Why we built this: Initially, I created these labs to assess the hands-on skills of engineers we were hiring for senior cloud engineer/SRE roles. Selling to companies was tough; the best conversations we had were with engineers. So, we decided to release personal plans where engineers can practice troubleshooting in realistic environments.

Technical details: Environments are provisioned using Pulumi. We use a microservice architecture, which developed historically because the first skills assessment was designed for Kubernetes. Inspired by Katacoda for the user experience. Our last load test spun up 100 environments in parallel, taking around 10 minutes. For this launch, we’ve increased the number of replicas for core services to handle potential spikes in users. We generally expect some things to break if there is enough interest, but that will be a good sign for us. If you find any security bugs, please report them to info@brokee.io.

Relatable experience: The main pain point I wanted to solve was working with engineers who, even after months of training, struggled with new problems.
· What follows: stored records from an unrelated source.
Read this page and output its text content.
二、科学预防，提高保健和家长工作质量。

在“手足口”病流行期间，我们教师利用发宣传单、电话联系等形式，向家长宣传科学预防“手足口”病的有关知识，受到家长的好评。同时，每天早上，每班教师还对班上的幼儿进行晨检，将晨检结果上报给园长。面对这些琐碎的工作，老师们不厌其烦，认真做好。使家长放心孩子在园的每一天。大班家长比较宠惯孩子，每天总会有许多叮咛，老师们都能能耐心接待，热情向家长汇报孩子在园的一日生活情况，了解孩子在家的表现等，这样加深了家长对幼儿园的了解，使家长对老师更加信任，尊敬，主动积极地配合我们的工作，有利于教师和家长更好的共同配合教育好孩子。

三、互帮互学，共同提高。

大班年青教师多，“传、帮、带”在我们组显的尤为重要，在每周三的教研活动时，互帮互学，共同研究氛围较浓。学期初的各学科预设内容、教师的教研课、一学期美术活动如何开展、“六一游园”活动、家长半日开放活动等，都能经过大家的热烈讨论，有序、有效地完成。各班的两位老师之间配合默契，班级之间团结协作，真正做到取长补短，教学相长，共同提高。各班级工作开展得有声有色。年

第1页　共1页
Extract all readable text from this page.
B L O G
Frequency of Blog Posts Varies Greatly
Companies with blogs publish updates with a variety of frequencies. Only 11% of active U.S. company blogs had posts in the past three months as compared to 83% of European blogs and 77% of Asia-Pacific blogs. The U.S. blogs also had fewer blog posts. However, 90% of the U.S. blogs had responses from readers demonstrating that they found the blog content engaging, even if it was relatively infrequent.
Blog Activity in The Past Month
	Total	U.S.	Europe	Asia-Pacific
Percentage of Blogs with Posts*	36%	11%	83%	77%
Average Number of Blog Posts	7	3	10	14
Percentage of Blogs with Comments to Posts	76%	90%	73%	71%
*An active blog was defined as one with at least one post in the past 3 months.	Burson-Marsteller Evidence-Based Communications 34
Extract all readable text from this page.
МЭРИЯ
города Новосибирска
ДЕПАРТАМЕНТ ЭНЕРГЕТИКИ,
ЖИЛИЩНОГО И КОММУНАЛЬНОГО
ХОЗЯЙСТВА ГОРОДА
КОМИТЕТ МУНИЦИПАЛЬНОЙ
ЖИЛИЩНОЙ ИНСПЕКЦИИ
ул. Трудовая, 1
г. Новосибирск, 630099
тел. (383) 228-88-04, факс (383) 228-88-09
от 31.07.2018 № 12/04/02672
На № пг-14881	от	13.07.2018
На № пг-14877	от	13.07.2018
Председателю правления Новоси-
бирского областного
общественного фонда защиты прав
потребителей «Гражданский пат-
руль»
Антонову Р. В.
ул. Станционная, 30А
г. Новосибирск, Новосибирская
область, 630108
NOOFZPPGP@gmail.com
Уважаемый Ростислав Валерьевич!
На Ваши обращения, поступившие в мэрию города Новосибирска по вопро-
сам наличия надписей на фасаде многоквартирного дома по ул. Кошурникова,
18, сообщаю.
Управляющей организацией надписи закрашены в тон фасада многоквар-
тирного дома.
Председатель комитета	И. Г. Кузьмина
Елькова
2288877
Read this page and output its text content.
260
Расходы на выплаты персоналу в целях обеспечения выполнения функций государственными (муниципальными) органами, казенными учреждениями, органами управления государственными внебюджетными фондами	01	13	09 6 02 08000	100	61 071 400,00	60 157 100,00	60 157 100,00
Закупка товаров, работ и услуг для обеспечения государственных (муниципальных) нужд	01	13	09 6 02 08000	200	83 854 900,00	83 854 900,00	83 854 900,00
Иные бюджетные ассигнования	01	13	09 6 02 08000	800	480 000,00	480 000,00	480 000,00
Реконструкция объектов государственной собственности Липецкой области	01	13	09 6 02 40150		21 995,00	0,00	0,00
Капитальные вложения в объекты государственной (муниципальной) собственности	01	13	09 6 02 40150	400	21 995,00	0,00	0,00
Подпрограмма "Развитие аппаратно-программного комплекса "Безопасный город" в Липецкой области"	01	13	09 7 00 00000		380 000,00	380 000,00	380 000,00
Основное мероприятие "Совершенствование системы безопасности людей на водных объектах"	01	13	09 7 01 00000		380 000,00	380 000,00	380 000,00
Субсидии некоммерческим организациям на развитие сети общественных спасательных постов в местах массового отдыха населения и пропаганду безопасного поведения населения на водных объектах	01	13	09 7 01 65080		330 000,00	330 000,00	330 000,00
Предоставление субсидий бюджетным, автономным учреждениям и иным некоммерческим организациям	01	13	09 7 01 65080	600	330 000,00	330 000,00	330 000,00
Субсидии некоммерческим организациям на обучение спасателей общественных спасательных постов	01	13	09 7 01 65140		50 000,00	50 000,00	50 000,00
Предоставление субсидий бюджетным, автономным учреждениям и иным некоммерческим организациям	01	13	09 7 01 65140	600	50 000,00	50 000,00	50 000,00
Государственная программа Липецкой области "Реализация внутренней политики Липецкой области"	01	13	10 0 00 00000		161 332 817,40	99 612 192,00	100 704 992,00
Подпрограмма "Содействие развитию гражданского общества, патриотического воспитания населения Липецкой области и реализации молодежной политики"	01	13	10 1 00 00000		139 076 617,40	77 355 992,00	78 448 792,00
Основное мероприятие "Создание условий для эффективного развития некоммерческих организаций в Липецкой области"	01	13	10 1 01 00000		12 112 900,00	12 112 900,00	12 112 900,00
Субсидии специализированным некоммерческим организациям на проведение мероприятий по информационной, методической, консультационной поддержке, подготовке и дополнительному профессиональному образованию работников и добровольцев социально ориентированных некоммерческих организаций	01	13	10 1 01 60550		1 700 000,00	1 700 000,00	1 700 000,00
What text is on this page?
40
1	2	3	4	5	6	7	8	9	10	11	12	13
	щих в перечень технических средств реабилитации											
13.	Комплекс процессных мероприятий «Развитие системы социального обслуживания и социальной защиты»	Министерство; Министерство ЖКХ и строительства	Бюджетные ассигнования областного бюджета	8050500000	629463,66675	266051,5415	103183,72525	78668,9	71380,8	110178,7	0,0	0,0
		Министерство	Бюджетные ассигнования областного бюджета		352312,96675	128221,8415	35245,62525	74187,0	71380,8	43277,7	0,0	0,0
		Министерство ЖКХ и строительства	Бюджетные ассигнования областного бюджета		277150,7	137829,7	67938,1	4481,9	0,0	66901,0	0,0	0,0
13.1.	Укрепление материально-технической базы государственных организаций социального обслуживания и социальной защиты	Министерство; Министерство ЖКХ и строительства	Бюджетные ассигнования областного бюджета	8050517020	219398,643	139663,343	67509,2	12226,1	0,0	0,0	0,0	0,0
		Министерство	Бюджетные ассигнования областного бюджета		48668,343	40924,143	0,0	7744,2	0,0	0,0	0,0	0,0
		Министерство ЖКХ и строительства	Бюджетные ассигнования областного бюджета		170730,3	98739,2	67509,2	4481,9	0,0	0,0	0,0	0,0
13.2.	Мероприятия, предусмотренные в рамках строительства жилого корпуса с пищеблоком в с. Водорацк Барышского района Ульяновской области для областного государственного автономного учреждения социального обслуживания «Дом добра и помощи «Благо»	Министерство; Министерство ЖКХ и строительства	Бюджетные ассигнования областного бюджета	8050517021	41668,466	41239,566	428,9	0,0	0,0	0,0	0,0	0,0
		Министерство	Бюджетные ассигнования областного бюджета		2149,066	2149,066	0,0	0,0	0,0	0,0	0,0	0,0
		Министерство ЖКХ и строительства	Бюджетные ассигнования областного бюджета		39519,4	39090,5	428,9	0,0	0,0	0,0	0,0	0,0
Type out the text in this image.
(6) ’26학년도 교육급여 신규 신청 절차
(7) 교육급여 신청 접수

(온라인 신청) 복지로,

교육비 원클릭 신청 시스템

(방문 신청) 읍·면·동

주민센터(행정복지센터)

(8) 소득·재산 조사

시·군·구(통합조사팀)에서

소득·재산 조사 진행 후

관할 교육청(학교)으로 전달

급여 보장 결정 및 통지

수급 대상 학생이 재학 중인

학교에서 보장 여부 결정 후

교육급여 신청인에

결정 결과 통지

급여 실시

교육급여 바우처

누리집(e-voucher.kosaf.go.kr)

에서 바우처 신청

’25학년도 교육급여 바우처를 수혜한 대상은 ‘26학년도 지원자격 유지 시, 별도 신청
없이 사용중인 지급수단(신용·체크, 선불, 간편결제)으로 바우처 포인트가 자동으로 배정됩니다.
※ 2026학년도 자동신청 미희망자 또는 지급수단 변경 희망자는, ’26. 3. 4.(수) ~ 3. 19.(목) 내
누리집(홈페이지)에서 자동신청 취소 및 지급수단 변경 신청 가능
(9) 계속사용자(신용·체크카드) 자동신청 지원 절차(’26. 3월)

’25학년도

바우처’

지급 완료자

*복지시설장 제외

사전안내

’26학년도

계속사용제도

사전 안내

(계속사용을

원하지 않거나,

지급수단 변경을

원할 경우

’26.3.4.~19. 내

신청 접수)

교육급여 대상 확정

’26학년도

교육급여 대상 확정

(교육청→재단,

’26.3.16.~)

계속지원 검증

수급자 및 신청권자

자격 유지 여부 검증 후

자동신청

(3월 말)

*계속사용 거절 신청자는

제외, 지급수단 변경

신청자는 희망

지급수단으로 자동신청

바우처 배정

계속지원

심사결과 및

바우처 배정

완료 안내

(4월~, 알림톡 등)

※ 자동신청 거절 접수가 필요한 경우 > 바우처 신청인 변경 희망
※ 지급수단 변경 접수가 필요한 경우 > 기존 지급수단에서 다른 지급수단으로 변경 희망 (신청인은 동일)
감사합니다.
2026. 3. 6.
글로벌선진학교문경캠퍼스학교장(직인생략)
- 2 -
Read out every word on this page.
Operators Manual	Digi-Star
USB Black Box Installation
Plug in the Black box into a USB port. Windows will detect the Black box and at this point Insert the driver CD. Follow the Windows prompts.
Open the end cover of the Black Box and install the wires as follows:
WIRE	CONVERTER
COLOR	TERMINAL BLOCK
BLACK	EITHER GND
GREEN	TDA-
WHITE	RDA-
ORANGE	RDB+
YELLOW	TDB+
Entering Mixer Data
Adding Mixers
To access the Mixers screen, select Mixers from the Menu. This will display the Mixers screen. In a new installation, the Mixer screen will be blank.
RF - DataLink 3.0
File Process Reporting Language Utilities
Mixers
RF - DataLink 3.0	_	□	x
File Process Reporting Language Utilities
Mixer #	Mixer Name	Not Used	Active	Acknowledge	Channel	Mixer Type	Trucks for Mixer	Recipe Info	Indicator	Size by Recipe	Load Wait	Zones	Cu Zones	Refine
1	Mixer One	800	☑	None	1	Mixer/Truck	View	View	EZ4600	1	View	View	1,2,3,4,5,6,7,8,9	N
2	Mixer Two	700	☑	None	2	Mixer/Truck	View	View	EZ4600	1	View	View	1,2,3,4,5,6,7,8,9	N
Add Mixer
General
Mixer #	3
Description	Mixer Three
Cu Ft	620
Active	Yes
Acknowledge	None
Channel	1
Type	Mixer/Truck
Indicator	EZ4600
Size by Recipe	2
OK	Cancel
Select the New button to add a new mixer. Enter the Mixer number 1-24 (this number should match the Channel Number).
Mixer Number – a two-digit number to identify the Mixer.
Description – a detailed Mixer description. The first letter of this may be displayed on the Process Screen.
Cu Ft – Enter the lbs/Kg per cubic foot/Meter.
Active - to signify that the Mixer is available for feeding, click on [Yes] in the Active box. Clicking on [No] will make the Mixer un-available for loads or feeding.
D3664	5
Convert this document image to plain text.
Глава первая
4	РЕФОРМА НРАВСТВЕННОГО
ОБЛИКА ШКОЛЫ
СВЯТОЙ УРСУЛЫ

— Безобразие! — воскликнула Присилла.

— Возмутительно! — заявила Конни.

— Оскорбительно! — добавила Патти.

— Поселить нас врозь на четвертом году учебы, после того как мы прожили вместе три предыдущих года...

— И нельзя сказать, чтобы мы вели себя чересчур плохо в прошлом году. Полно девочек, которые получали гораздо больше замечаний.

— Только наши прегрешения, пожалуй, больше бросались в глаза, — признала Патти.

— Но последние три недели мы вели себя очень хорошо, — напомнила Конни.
I wanted to see if people could jump into a broken environment and figure out what’s wrong. A fun story: one student couldn’t sign up as he didn’t get an invite to an early version of the website, so he hacked us a bit. I’ll leave the details out for now, but I’d want to hire him for his persistence!

Future plans: In the near future, we plan to add an option to select problem areas you’d like to practice, such as Linux networking or working with the filesystem. This will generate problems related to those areas, providing a more guided experience. However, we don’t want to be like other platforms where you are told what to do and just repeat the steps.

Engineers can sign up here and try 5 tests for free (except full cloud environments, which aren't available on the free tier): https://brokee.io/devopsskillstests. There is a similar offer for companies on the main page if someone is interested in trying the product with a team.

We’re eager for feedback, so please give it a try and share your thoughts!

by diamonceon 6/26/2024, 10:36 AM

I love the interview gamification aspect of this. So much fun actually. Great product!

by matelangon 6/18/2024, 6:23 PM

By far the most enjoyable interview experience I had. Hands-on and efficient. Kudos to Maksym and the brokee team!

by borgzlon 6/18/2024, 9:43 PM

Cool. Do you allow some kind of certification too?